On Mon, Aug 8, 2016 at 10:10 AM, Rahila Syed <rahilasyed90@gmail.com> wrote: > Thank you for inputs everyone. > > The opinions on this thread can be classified into following > 1. Commit > 2. Rollback > 3. Error > 4. Warning > > As per opinion upthread, issuing implicit commit immediately after switching > autocommit to ON, can be unsafe if it was not desired. While I agree that > its difficult to judge users intention here, but if we were to base it on > some assumption, the closest would be implicit COMMIT in my opinion.There is > higher likelihood of a user being happy with issuing a commit when setting > autocommit ON than a transaction being rolled back. Also there are quite > some interfaces which provide this. > > As mentioned upthread, issuing a warning on switching back to autocommit > will not be effective inside a script. It won't allow subsequent commands to > be committed as set autocommit to ON is not committed. Scripts will have to > be rerun with changes which will impact user friendliness. > > While I agree that issuing an ERROR and rolling back the transaction ranks > higher in safe behaviour, it is not as common (according to instances stated > upthread) as immediately committing any open transaction when switching back > to autocommit.
I think I like the option of having psql issue an error.

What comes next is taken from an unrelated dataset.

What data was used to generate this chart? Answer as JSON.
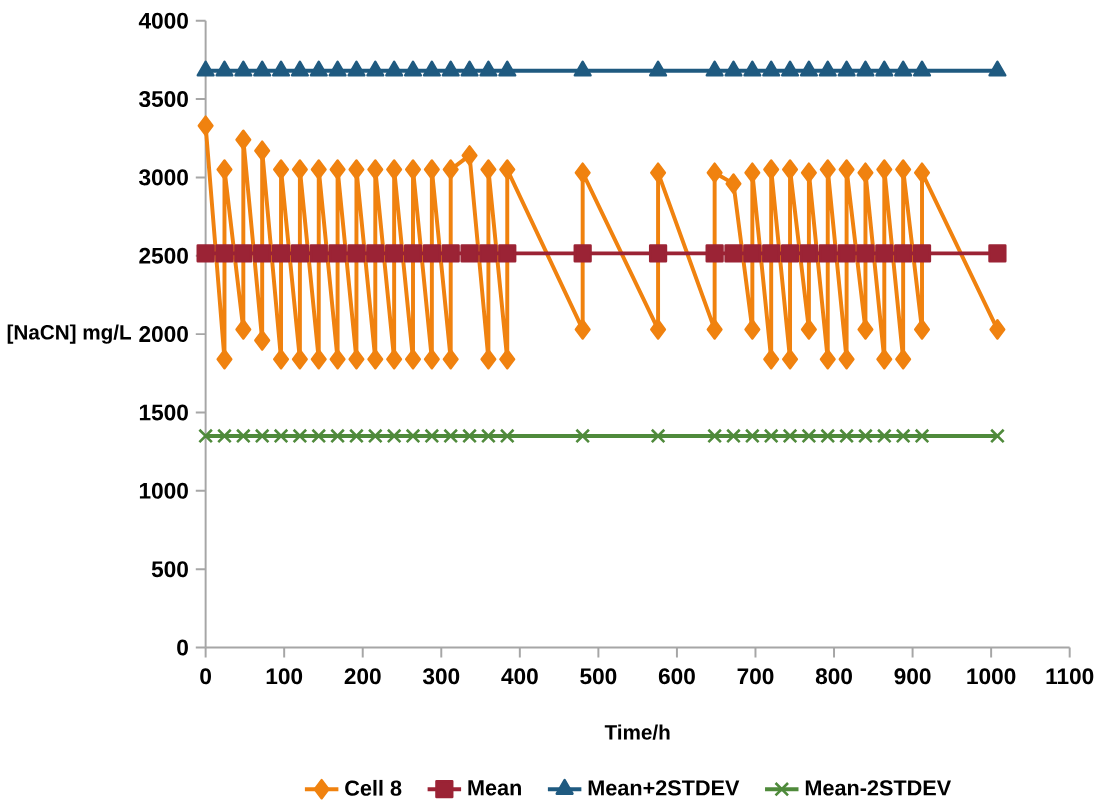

On the server side, the transaction would still be open, but the user would receive a psql error message and the autocommit setting would not be changed. So the user could type COMMIT or ROLLBACK manually and then retry changing the value of the setting.
Alternatively, I also think it would be sensible to issue an immediate COMMIT when the autocommit setting is changed from off to on. That was my first reaction.
Aborting the server-side transaction - with or without notice - doesn't seem very reasonable.